Пишу тебе карандашом, на изломанном столе. Пароход наш «Аркадий» свезет его в Афины.
Мной все довольны здесь: я выношу ходьбу по камням лучше многих. Уже на долю моего ружья пало пятеро врагов; я еще не ранен. Зимвракаки думает уже поручить мне небольшой отряд. Дядя Яни, и тот уже помирился со мной.
– Э! – говорит он, – Йоргаки! Когда ты капитаном будешь, я под твое начальство пойду. Не послушаюсь, хвати меня по голове кулаком, как следует, либо рукоятью ножа. А я поклонюсь тебе и скажу: «простите, господин капитан! Молодым для науки!»
Он заботится обо мне; ночью снимает с себя бурку и накрывает меня; из пищи что есть лучшего, мне несет; смеется; шутит. Здесь он стал веселее, говорливее, но все так же неумолим и грозен.
Двоюродный брат мой, его сын, лет семнадцати, не более, едва покинул школу, – как поступил в другой отряд. Там он служил не более месяца, устал, заболел и остался жить и отдыхать в одной деревне.
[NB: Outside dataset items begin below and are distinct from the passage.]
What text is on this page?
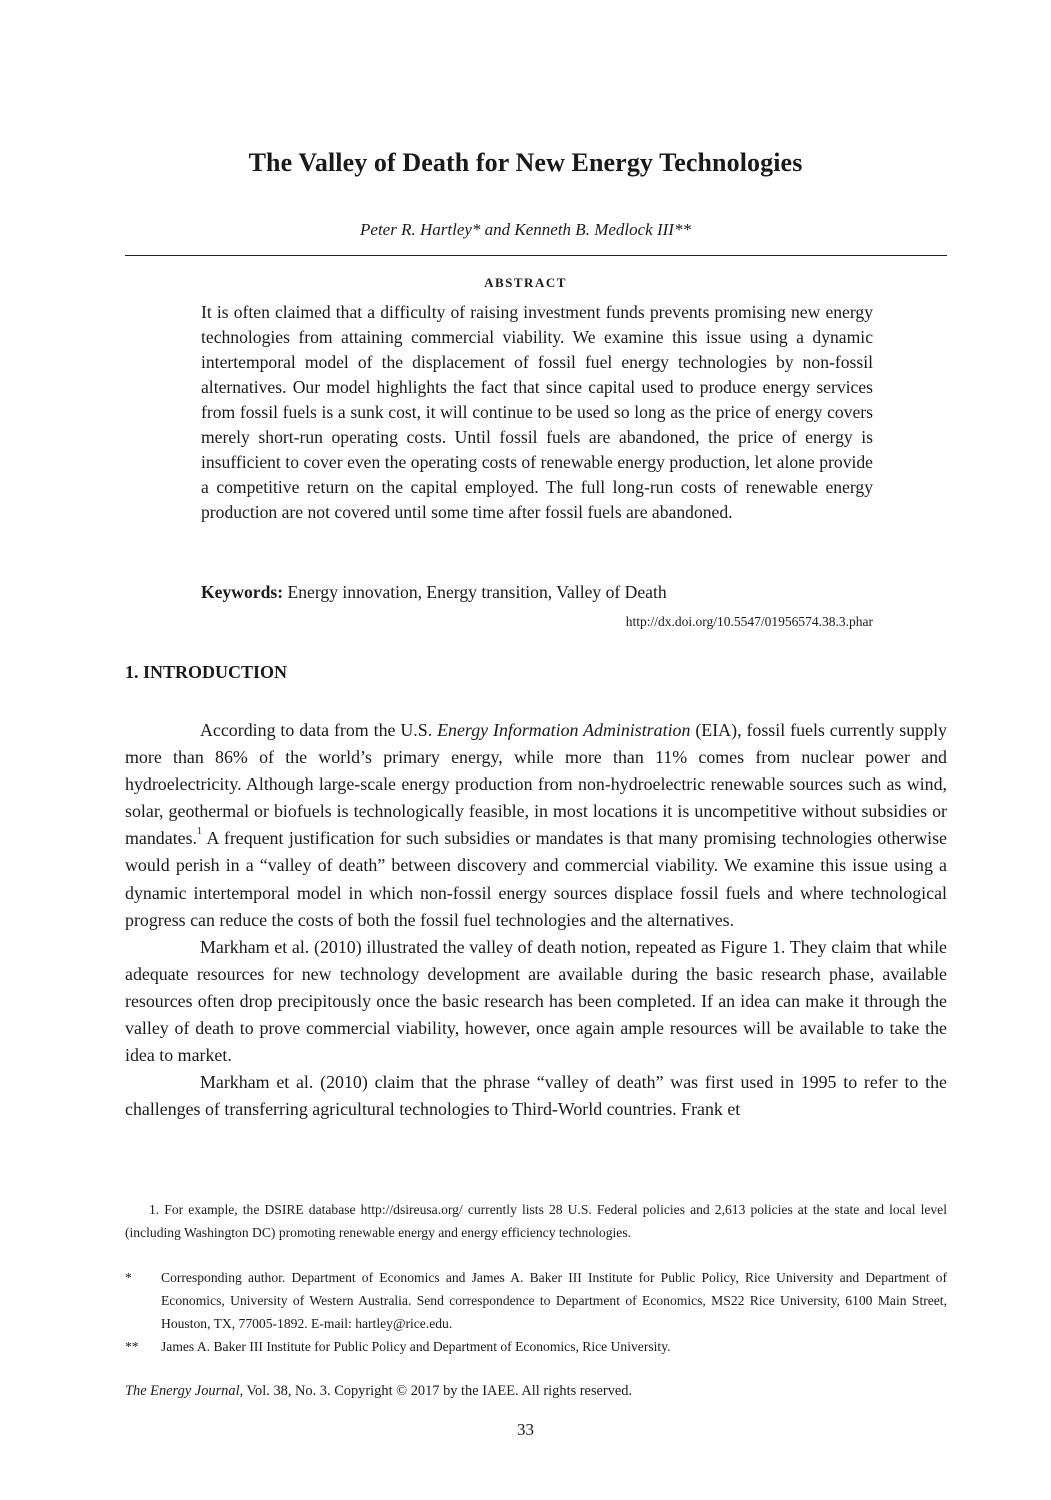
The Valley of Death for New Energy Technologies
Peter R. Hartley* and Kenneth B. Medlock III**
ABSTRACT

It is often claimed that a difficulty of raising investment funds prevents promising new energy technologies from attaining commercial viability. We examine this issue using a dynamic intertemporal model of the displacement of fossil fuel energy technologies by non-fossil alternatives. Our model highlights the fact that since capital used to produce energy services from fossil fuels is a sunk cost, it will continue to be used so long as the price of energy covers merely short-run operating costs. Until fossil fuels are abandoned, the price of energy is insufficient to cover even the operating costs of renewable energy production, let alone provide a competitive return on the capital employed. The full long-run costs of renewable energy production are not covered until some time after fossil fuels are abandoned.

Keywords: Energy innovation, Energy transition, Valley of Death

http://dx.doi.org/10.5547/01956574.38.3.phar
1. INTRODUCTION

According to data from the U.S. Energy Information Administration (EIA), fossil fuels currently supply more than 86% of the world’s primary energy, while more than 11% comes from nuclear power and hydroelectricity. Although large-scale energy production from non-hydroelectric renewable sources such as wind, solar, geothermal or biofuels is technologically feasible, in most locations it is uncompetitive without subsidies or mandates.$^1$ A frequent justification for such subsidies or mandates is that many promising technologies otherwise would perish in a “valley of death” between discovery and commercial viability. We examine this issue using a dynamic intertemporal model in which non-fossil energy sources displace fossil fuels and where technological progress can reduce the costs of both the fossil fuel technologies and the alternatives.

Markham et al. (2010) illustrated the valley of death notion, repeated as Figure 1. They claim that while adequate resources for new technology development are available during the basic research phase, available resources often drop precipitously once the basic research has been completed. If an idea can make it through the valley of death to prove commercial viability, however, once again ample resources will be available to take the idea to market.

Markham et al. (2010) claim that the phrase “valley of death” was first used in 1995 to refer to the challenges of transferring agricultural technologies to Third-World countries. Frank et

1. For example, the DSIRE database http://dsireusa.org/ currently lists 28 U.S. Federal policies and 2,613 policies at the state and local level (including Washington DC) promoting renewable energy and energy efficiency technologies.

*	Corresponding author. Department of Economics and James A. Baker III Institute for Public Policy, Rice University and Department of Economics, University of Western Australia. Send correspondence to Department of Economics, MS22 Rice University, 6100 Main Street, Houston, TX, 77005-1892. E-mail: hartley@rice.edu.
**	James A. Baker III Institute for Public Policy and Department of Economics, Rice University.
The Energy Journal, Vol. 38, No. 3. Copyright © 2017 by the IAEE. All rights reserved.
33
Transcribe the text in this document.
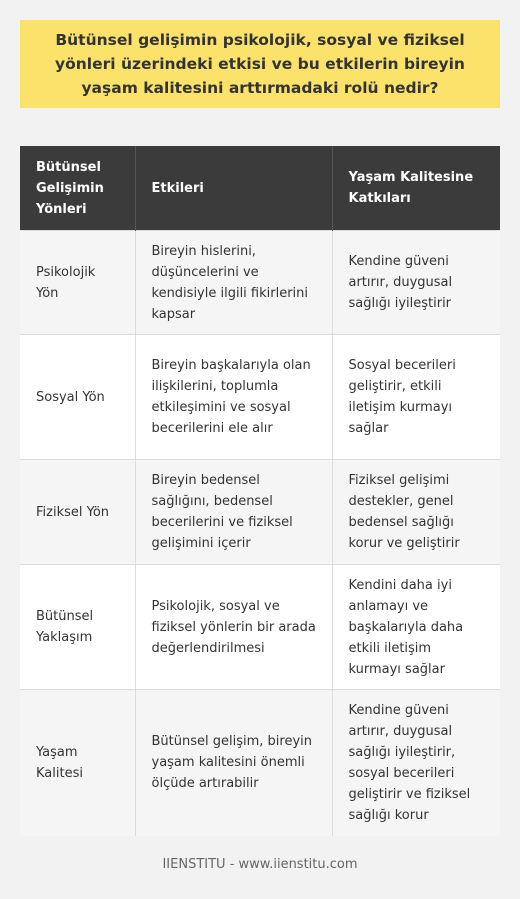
Bütünsel gelişimin psikolojik, sosyal ve fiziksel yönleri üzerindeki etkisi ve bu etkilerin bireyin yaşam kalitesini arttırmadaki rolü nedir?
Bütünsel Gelişimin Yönleri	Etkileri	Yaşam Kalitesine Katkıları
Psikolojik Yön	Bireyin hislerini, düşüncelerini ve kendisiyle ilgili fikirlerini kapsar	Kendine güveni artırır, duygusal sağlığı iyileştirir
Sosyal Yön	Bireyin başkalarıyla olan ilişkilerini, toplumla etkileşimini ve sosyal becerilerini ele alır	Sosyal becerileri geliştirir, etkili iletişim kurmayı sağlar
Fiziksel Yön	Bireyin bedensel sağlığını, bedensel becerilerini ve fiziksel gelişimini içerir	Fiziksel gelişimi destekler, genel bedensel sağlığı korur ve geliştirir
Bütünsel Yaklaşım	Psikolojik, sosyal ve fiziksel yönlerin bir arada değerlendirilmesi	Kendini daha iyi anlamayı ve başkalarıyla daha etkili iletişim kurmayı sağlar
Yaşam Kalitesi	Bütünsel gelişim, bireyin yaşam kalitesini önemli ölçüde artırabilir	Kendine güveni artırır, duygusal sağlığı iyileştirir, sosyal becerileri geliştirir ve fiziksel sağlığı korur
IIENSTITU - www.iienstitu.com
Узнал об этом дядя и послал ему сказать: «Встань, негодяй, и будь здоров! А если не встанешь и не возьмешь оружия, приду я сам к тебе и палкой так по тебе поиграю, что вся охота болеть пройдет!»
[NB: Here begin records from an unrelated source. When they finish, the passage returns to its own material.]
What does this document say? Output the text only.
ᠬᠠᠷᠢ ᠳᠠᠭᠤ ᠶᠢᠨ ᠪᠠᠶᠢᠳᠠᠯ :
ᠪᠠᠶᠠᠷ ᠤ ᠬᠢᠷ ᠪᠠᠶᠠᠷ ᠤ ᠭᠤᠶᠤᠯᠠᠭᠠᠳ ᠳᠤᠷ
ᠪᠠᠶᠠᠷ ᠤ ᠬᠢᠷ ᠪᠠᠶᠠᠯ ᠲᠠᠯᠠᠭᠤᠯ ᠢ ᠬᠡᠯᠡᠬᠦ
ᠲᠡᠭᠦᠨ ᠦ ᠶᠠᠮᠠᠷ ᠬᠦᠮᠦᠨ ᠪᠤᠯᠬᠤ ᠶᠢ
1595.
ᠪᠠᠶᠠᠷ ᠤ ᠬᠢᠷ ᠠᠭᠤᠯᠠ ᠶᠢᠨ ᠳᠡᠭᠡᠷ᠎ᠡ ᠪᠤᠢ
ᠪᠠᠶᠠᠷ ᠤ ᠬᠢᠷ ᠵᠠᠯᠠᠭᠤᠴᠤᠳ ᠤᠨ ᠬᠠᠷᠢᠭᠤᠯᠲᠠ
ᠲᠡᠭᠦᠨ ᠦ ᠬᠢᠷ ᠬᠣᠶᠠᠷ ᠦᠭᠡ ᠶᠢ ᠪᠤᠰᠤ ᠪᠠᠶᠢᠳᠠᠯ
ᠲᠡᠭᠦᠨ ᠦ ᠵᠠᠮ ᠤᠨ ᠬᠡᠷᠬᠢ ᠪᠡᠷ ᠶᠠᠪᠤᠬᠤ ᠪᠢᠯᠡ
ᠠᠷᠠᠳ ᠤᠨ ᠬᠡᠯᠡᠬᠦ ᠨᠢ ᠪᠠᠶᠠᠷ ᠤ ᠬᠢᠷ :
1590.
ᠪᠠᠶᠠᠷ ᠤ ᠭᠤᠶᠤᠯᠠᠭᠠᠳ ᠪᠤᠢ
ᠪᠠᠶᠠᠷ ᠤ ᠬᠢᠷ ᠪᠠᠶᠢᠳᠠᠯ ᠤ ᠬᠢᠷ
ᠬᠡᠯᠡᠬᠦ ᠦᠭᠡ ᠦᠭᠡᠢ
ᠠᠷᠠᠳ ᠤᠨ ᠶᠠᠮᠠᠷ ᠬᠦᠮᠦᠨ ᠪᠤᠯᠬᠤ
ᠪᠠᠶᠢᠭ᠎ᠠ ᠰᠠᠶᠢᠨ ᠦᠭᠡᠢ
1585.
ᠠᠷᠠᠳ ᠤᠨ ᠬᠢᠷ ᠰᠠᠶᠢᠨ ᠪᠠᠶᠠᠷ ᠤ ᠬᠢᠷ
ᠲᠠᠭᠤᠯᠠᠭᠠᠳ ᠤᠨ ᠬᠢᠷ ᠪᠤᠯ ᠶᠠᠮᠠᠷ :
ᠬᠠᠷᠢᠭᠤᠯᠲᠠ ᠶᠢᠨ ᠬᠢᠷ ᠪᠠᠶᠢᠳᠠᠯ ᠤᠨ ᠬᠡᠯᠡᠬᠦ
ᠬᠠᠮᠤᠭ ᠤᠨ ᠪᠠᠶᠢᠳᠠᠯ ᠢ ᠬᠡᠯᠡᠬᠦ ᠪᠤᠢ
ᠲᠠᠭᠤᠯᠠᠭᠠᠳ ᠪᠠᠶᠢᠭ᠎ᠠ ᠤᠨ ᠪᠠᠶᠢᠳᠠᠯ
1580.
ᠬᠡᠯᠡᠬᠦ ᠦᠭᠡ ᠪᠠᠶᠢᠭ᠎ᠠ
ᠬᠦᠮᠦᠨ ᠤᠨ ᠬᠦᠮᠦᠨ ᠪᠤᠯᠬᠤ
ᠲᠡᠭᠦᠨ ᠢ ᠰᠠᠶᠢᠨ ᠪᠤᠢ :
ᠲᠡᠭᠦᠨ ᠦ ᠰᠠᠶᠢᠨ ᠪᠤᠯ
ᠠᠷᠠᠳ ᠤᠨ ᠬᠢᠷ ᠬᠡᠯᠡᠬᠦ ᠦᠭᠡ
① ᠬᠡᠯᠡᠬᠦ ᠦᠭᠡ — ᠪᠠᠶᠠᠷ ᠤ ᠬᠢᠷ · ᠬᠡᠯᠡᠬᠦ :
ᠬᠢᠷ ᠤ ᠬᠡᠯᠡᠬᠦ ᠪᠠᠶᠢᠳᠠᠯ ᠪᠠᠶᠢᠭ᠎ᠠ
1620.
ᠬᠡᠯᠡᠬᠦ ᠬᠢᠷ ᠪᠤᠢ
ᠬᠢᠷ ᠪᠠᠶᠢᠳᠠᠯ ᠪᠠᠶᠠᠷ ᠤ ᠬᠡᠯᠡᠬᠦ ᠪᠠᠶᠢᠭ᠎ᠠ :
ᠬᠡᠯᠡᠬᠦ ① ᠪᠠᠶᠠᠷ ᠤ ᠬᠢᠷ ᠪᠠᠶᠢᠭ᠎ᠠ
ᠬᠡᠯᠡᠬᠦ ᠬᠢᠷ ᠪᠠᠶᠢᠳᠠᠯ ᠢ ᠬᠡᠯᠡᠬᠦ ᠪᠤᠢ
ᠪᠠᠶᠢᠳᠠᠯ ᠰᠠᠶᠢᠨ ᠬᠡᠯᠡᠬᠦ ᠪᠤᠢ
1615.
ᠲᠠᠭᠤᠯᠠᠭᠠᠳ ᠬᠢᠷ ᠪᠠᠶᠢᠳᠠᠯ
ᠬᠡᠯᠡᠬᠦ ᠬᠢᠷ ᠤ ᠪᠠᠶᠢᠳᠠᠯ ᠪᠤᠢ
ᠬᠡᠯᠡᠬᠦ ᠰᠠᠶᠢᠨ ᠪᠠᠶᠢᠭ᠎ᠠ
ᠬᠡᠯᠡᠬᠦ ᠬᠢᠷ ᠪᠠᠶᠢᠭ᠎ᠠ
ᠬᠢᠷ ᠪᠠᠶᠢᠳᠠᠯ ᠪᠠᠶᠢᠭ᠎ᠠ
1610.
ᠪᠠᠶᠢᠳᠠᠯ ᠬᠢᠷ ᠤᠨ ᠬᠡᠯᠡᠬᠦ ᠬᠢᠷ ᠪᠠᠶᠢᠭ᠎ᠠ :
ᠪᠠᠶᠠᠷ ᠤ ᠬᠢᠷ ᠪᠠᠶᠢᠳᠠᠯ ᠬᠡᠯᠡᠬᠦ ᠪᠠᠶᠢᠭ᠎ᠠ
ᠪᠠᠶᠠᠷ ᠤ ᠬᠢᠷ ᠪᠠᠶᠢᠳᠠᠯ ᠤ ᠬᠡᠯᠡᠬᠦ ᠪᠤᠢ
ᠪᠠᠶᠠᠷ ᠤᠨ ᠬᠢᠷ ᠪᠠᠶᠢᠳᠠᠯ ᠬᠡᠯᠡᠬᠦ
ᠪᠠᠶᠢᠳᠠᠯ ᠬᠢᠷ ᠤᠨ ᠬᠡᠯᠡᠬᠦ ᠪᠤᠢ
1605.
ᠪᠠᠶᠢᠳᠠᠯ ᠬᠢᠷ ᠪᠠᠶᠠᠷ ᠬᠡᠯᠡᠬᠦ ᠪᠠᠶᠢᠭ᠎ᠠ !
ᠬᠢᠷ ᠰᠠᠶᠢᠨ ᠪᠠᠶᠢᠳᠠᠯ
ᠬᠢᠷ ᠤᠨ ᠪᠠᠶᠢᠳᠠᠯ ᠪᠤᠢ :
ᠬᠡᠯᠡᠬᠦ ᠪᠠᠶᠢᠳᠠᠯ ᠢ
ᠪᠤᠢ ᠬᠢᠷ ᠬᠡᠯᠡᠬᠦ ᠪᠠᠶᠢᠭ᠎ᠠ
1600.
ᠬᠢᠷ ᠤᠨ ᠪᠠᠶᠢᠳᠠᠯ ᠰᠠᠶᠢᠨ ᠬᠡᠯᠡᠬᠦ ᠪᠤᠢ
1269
Брат встал и пошел в отряд.
Мы готовимся к большому сражению. Мы победим, – и если бы только вы, наши братья русские, не забыли нас… то мы будем свободны!..
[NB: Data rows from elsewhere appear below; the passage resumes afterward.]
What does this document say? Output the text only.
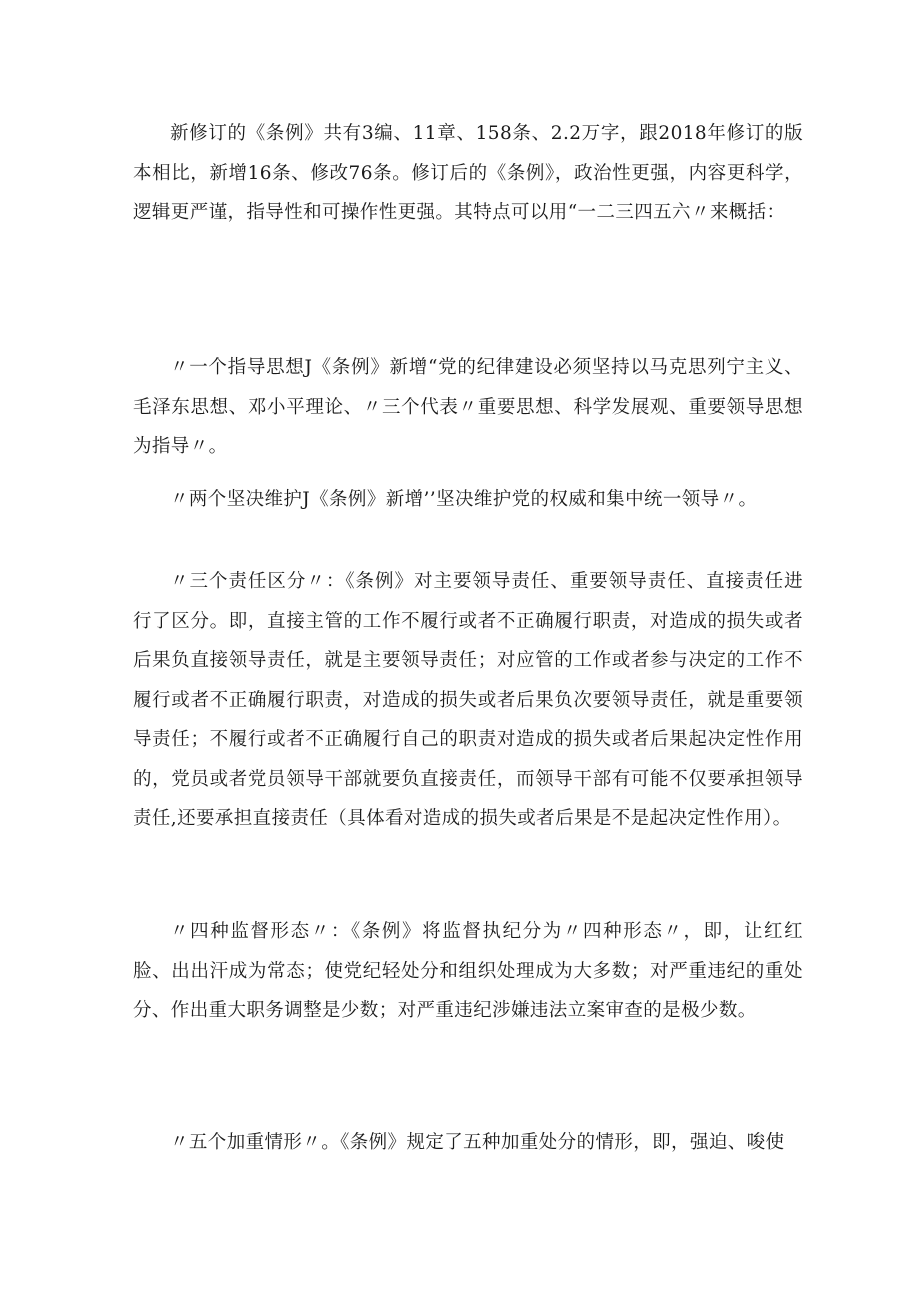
新修订的《条例》共有3编、11章、158条、2.2万字，跟2018年修订的版本相比，新增16条、修改76条。修订后的《条例》，政治性更强，内容更科学，逻辑更严谨，指导性和可操作性更强。其特点可以用“一二三四五六〃来概括：

〃一个指导思想J《条例》新增“党的纪律建设必须坚持以马克思列宁主义、毛泽东思想、邓小平理论、〃三个代表〃重要思想、科学发展观、重要领导思想为指导〃。

〃两个坚决维护J《条例》新增’’坚决维护党的权威和集中统一领导〃。

〃三个责任区分〃：《条例》对主要领导责任、重要领导责任、直接责任进行了区分。即，直接主管的工作不履行或者不正确履行职责，对造成的损失或者后果负直接领导责任，就是主要领导责任；对应管的工作或者参与决定的工作不履行或者不正确履行职责，对造成的损失或者后果负次要领导责任，就是重要领导责任；不履行或者不正确履行自己的职责对造成的损失或者后果起决定性作用的，党员或者党员领导干部就要负直接责任，而领导干部有可能不仅要承担领导责任,还要承担直接责任（具体看对造成的损失或者后果是不是起决定性作用）。

〃四种监督形态〃：《条例》将监督执纪分为〃四种形态〃，即，让红红脸、出出汗成为常态；使党纪轻处分和组织处理成为大多数；对严重违纪的重处分、作出重大职务调整是少数；对严重违纪涉嫌违法立案审查的是极少数。

〃五个加重情形〃。《条例》规定了五种加重处分的情形，即，强迫、唆使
Иногда с горем гляжу на наши пока еще цветущие долины, на наши белые деревеньки в зелени маслин…
Я знаю турок. Цветущие долины, веселые селения будут опустошены, и камня на камне не останется в них. Уже мало-помалу просыпается в них старинное зверство; уж гибнут в отдаленных жилищах беззащитные старики, и дети подвергаются поруганию…
Пусть так! меч вынут, мы не вложим его в ножны; мы погибнем все или будем свободны!
Пусть гибнут наши села, пусть гибнем мы, раны освобожденной родины моей заживут снова… Лишь на пажитях, упитанных кровью и слезами, растут и зреют те высокие духовные плоды, без которых жизнь народов была бы презренною жизнью робкого стада. Прощай, меня зовут!
Я верю, что буду жив, и письмо это не будет последним.
Твой H-с.
Октябрь, Сфакия.
Два слова, друг мой! Холод становится нестерпим. Одеты мы, ты знаешь, не по-русски. Битва при Вафе проиграна. Наших было 500 человек. Турок пять тысяч. Мано, один из лучших наших афинских вождей, ранен и взят в плен; слышно, что турки хотят расстрелять его. Женщины наши и дети толпами бегут из сел к берегам ждать русских судов, на которых их хотят везти в Афины и Сиру. Я видел их. Это уже не те почтенные, опрятные старушки, не те милые, нарядные критские девушки, о которых я писал тебе когда-то… Теперь все взоры, все мысли этой толпы, изможденной усталостью, нуждой и страхом, приковали их к морю. И что за восторг, что за безумие, когда покажется ваш флаг!